Pay particular attention to the chart the author provides (as well as the notation below that chart that I posted above) showing the performance of the Shanghai index in comparison to the S&P500, the German DAX, and the Indian "Nifty" market.

For the past year, the Shanghai market has been in decline, having peaked in July, 2009. In comparison, the other 3 indices have continued their uptrend. The author, as I understand his comments, suggests that this would be an indicator that these three indices are due for a substantial pullback if they are resolve the divergence that exists with the Shanghai market.

The author also makes a compelling case that China is "cooking the books" and is in a SUPER-BUBBLE which, when it bursts, will have significant ramifications to global commodity prices.

The last thing the Chinese economy needs is a stronger Yuan, but they are facing tremendous political pressure from the G20 to let their currency appreciate.

Is it any wonder why Chinese officials have been so reluctant to let their currency, the renminbi, appreciate in response from demands from the U.S. and China's other trading partners? If the economy is in a bubble, the last thing it needs is a strengthening currency to exacerbate the problems.

The reader may also will recall my previous posting from Monday discussing the Ponzi Scheme that is Chinese real estate. Putting savings into a home, only to obtain a home equity loan against the appreciated value of the home, only to take the funds and RE-LOAN that money to a Loan Shark, who pays 20-150% interest (presumably charging their borrowers even more) is incredible, if true to the extent this is allegedly happening in Chinese "black markets".
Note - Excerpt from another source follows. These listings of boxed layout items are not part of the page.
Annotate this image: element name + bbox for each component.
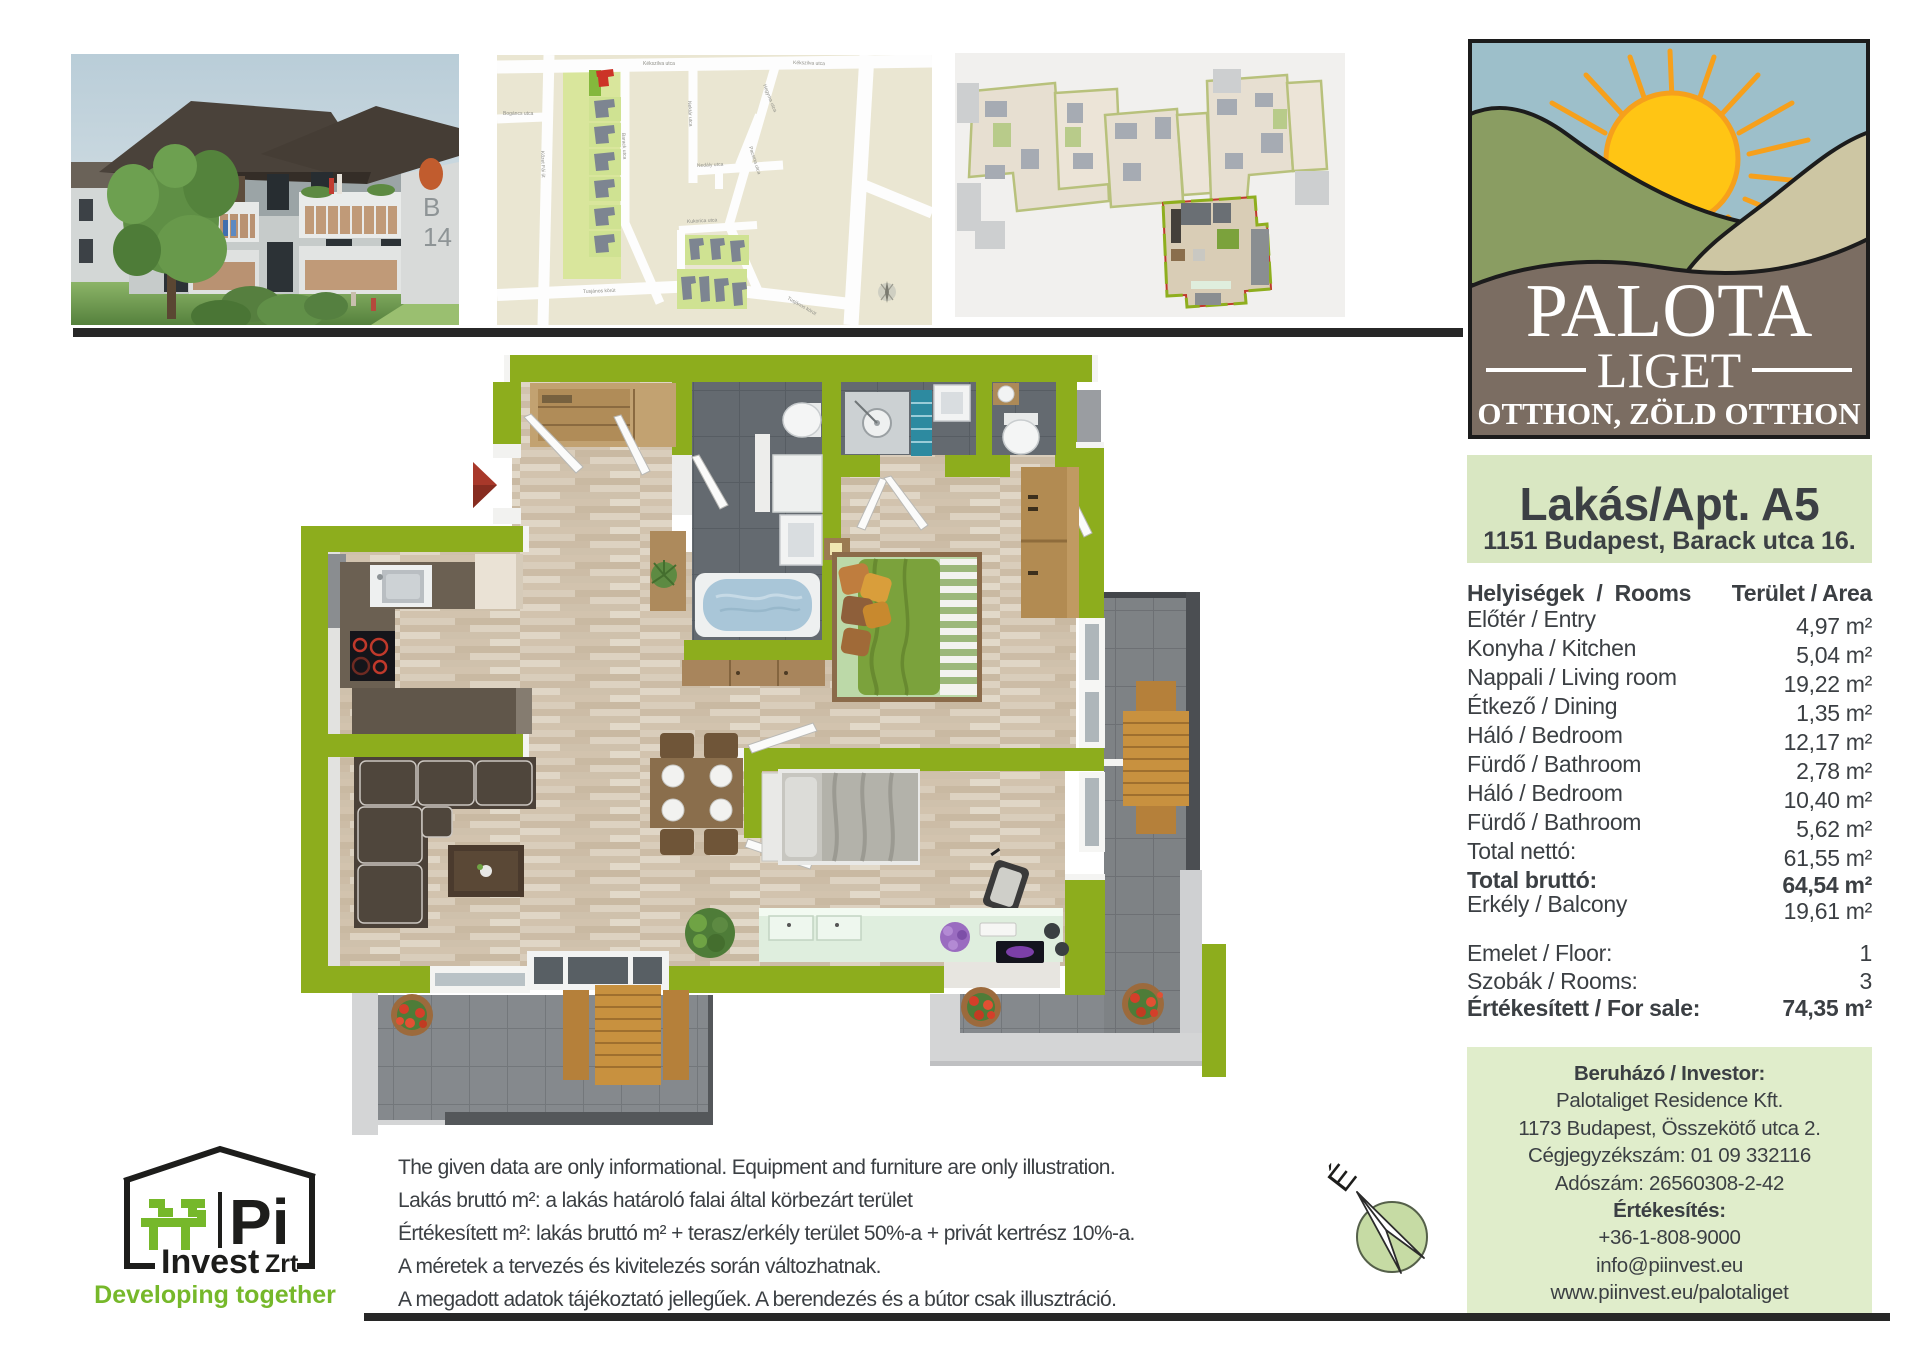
svg-text:Tusjános körút: Tusjános körút <box>583 288 616 295</box>
svg-text:B: B <box>423 192 440 222</box>
svg-text:Bogáncs utca: Bogáncs utca <box>503 111 534 117</box>
svg-text:Zrt: Zrt <box>265 1250 299 1278</box>
svg-text:14: 14 <box>423 222 452 252</box>
svg-text:Invest: Invest <box>161 1243 259 1281</box>
svg-text:Kékszilva utca: Kékszilva utca <box>793 60 825 67</box>
svg-text:Kőzet Fái út: Kőzet Fái út <box>539 151 546 178</box>
svg-text:LIGET: LIGET <box>1597 342 1741 398</box>
svg-text:Developing together: Developing together <box>94 1281 336 1309</box>
svg-text:PALOTA: PALOTA <box>1526 269 1813 353</box>
svg-text:OTTHON, ZÖLD OTTHON: OTTHON, ZÖLD OTTHON <box>1477 396 1860 431</box>
svg-text:Kékszilva utca: Kékszilva utca <box>643 61 675 67</box>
Thus, in sum, if the Shanghai index is an indicator of the future for other global indices, that would suggest at least a 20% drop in the DOW and SPX.

Finally, I would offer this CNBC article by Herb Greenberg, which discusses how many Chinese companies have been engaged in reverse mergers into US corporate shells in order to gain access to US capital. Many American investors/speculators have been buying these up in the belief that the companies behind them have been properly vetted as legitimate companies. This could not be further from the truth as there are almost no mechanisms for legally requiring these Chinese companies to fully disclose, except US securities laws, which are extremely difficult to enforce against a Chinese company, even if it's stock is listed in the US.

Chinese Firms Using 'Back Door' to US Exchanges

Reverse Mergers often involve private US companies attempting to take the "fast track" to public status, avoiding the IPO phase, and the vetting that normally involves. Many of them are of extremely dubious credibility, if little more than scams and frauds, but they are accountable to US securities laws. So if the most common reverse mergers are "sketchy", having an unaccountable Chinese company go public in the US exchanges is potentially the quickest manner in which to lose your entire investment.

Most of all it's indicative of the "con-game" that China is playing against Western investors foolish enough to invest in China's bubblemania.